The characteristics of a Level 4 company include:
- Quality is understood as “building it right the first time” in compliance with project requirements.
- Project inspections are planned and tracked (ITP).
- First time quality results are measured at every inspection.
- Inspections record whether work is first time quality, an open deficiency or a corrected deficiency.
- The company strives for first time quality to prevent issues from reaching the customer.
Companies at this level have the advantage of everybody being on the same page about quality. This means that even if first-time quality can’t always be achieved, everybody is at least striving for it and working together to continually improve.
Level 4 companies don’t need your help as much as they need coordination with your quality process. Try not to put requirements on them that undermine or upset their quality process. Let their quality process do its job. You can back-off in overlapping areas that they have under control by shifting from a doing role to a surveillance role. Start looking at quality data integrations if you expect to do ongoing work with them. Companies at this level can have a significant impact on overall project quality and productivity.
Level 5: A Fully Deployed, Responsive Quality Program
Level 5 is the peak of quality performance. In addition to all the traits of a Level 4 organization, they are also agile and responsive. They are constantly working to refine processes and exceed client expectations. Quality is integrated into every aspect of the company, including HR and personnel evaluations.
The characteristics of a Level 5 company include:
- The company priority is for first time quality to prevent issues internally as well as for the customer.
- Inspection checklists adapt to project-specific risks and customer concerns.
- First time quality performance is part of personnel and department performance reviews.
- Issue prevention improvements are routine and occur on a regular schedule.
- Well-defined problem-solving and improvement processes are in place.
These companies are consistently firing on all cylinders, and the results show it.

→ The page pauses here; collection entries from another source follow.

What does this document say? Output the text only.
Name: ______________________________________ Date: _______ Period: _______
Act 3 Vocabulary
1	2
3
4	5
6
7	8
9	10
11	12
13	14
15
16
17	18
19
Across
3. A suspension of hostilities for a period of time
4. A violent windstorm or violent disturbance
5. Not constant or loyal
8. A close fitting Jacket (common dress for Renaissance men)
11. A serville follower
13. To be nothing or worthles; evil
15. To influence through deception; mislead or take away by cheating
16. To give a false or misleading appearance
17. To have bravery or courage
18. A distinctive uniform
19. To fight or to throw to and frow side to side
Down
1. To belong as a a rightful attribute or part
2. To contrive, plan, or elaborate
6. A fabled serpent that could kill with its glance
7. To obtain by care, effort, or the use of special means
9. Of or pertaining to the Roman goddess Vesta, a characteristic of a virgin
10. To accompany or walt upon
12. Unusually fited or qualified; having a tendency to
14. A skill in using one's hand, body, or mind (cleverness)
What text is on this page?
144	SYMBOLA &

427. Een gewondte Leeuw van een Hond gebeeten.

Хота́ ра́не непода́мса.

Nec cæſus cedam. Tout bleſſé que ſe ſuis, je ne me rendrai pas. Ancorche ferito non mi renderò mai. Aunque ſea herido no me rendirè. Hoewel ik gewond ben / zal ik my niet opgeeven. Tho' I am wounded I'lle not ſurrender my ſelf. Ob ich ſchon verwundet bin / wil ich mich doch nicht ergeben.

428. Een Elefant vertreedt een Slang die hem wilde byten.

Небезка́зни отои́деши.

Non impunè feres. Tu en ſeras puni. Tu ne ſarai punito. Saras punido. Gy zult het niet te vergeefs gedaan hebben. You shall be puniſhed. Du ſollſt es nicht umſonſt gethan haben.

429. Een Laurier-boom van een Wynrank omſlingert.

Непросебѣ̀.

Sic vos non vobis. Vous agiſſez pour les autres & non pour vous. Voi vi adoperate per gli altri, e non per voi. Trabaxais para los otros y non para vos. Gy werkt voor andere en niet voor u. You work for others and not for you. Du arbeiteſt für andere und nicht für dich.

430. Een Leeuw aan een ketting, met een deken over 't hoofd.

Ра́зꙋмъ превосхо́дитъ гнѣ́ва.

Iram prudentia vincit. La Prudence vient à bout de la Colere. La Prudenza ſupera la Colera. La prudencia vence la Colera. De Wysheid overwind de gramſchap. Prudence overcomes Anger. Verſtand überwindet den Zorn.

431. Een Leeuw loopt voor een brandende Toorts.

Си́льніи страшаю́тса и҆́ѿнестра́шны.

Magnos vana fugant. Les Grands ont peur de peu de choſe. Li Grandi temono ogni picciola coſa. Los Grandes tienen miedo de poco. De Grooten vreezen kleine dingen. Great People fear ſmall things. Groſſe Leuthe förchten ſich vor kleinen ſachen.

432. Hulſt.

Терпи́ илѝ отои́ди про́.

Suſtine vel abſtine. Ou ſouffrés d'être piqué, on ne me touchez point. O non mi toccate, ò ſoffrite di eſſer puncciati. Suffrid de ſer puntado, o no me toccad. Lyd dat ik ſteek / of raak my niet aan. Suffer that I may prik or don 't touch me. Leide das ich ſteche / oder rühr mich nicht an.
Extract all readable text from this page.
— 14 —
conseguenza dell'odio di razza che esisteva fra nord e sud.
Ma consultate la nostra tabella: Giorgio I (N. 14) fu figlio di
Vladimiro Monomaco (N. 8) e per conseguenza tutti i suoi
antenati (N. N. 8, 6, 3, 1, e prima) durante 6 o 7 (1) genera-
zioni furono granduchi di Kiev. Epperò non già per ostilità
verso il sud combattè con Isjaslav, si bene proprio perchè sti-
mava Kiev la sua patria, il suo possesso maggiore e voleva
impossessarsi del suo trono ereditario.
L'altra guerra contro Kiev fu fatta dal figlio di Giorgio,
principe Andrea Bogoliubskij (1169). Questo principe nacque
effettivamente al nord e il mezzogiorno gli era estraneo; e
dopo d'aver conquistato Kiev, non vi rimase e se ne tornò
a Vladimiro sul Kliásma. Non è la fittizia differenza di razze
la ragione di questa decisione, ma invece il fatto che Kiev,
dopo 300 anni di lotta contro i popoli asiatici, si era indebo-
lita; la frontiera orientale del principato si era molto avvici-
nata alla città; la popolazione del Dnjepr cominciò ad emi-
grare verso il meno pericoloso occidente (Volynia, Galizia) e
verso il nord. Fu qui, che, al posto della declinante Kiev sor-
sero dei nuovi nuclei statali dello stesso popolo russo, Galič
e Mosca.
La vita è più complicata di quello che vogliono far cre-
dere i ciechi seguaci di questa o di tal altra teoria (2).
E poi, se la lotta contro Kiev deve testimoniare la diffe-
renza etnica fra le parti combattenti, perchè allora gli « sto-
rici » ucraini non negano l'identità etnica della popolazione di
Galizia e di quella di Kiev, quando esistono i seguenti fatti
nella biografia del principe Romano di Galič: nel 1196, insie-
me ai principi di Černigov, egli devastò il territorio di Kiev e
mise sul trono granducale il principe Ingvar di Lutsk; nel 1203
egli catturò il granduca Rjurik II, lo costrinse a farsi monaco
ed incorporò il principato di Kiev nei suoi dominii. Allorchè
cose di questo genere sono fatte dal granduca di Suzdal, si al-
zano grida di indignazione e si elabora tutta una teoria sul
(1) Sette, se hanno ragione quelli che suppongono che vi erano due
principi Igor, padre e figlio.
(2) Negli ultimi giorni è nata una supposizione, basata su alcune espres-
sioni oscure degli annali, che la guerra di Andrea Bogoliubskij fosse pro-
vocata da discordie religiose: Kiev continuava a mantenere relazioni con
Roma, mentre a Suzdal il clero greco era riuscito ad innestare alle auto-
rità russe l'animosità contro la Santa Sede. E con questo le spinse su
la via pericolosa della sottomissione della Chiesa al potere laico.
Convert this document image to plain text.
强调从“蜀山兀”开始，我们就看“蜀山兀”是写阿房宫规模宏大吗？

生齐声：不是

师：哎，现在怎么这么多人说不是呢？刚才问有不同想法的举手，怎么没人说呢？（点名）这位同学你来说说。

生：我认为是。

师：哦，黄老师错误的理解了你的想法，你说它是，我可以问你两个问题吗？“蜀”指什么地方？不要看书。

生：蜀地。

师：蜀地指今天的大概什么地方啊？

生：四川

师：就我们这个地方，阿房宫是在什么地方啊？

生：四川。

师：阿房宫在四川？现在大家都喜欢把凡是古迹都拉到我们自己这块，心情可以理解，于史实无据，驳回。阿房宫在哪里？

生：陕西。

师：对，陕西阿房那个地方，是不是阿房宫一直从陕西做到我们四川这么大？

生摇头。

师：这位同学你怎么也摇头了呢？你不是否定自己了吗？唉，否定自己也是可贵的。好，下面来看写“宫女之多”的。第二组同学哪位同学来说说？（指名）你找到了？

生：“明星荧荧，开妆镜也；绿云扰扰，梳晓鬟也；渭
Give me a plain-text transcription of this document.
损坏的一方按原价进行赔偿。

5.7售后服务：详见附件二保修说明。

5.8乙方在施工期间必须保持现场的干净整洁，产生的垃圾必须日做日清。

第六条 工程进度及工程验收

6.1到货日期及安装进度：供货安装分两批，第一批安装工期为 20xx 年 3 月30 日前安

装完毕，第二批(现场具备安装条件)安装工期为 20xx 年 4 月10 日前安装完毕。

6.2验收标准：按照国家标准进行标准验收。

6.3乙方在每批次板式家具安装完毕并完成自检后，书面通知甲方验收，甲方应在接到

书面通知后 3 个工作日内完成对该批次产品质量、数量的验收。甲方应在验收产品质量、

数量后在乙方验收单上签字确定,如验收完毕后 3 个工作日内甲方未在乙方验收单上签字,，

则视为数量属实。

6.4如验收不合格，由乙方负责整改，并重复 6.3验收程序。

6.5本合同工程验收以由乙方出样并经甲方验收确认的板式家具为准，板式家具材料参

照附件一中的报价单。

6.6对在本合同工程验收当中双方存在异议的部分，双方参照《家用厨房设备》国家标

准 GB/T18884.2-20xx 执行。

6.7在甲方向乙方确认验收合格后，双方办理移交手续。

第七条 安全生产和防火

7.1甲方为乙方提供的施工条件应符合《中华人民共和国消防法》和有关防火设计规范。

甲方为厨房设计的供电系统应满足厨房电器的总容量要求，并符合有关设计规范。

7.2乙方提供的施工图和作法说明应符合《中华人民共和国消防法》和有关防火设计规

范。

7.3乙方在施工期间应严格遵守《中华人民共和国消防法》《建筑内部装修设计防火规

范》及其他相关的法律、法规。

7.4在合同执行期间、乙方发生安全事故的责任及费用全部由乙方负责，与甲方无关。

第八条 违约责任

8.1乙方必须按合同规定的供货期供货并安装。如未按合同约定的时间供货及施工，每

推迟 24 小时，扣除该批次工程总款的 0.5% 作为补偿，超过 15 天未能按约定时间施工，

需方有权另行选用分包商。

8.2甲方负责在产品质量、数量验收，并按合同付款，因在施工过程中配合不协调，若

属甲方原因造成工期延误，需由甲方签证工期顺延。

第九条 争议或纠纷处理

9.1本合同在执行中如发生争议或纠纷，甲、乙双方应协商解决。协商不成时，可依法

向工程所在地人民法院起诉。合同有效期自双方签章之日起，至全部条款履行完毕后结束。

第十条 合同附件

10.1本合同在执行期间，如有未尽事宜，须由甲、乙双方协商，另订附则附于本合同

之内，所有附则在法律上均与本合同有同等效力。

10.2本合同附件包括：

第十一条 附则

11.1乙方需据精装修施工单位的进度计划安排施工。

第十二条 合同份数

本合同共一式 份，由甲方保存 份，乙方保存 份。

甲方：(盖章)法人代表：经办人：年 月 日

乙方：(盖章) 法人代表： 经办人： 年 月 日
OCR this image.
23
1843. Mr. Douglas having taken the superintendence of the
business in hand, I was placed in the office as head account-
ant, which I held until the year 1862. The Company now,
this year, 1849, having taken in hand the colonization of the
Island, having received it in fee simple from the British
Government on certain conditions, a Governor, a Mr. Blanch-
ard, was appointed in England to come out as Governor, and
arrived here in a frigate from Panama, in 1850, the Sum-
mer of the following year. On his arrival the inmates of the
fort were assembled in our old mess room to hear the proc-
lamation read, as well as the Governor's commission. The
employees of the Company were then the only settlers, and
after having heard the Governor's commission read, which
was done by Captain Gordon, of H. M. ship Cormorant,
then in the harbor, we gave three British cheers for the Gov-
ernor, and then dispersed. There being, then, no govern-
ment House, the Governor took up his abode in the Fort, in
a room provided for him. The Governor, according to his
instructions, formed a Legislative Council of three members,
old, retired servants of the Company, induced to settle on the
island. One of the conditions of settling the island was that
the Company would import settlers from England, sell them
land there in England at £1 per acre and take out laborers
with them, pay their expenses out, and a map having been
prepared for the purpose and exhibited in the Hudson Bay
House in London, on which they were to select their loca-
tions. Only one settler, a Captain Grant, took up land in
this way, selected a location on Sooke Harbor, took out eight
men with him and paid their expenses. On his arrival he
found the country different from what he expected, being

Your job changes with Level 5 companies. You want all of your contractors to be like this so help them learn from Level 5 companies. Focus on improving Level 3 and 4 companies, particularly those that will be doing ongoing work that are receptive to upping their game on quality. Level 5 companies have a dramatic positive impact not only on you but all of the other contractors that touch their work.
It’s Time to Level Up
At each level you can anticipate their impact on project quality, productivity, and resource demands on your quality management program. With this information you can estimate costs your project will incur in addition to their bid price. This is good a discussion to have with your team before contractors are selected!
No matter where a company is on this spectrum, there is always room for improvement. Even Level 5 companies know that they can’t be complacent when it comes to quality. If you’re at a Level 1 or 2, focus on getting to the next level incrementally—no company gets to Level 5 overnight. If you’re using this system to evaluate subcontractors, look for signs that they are trying to up their game on quality.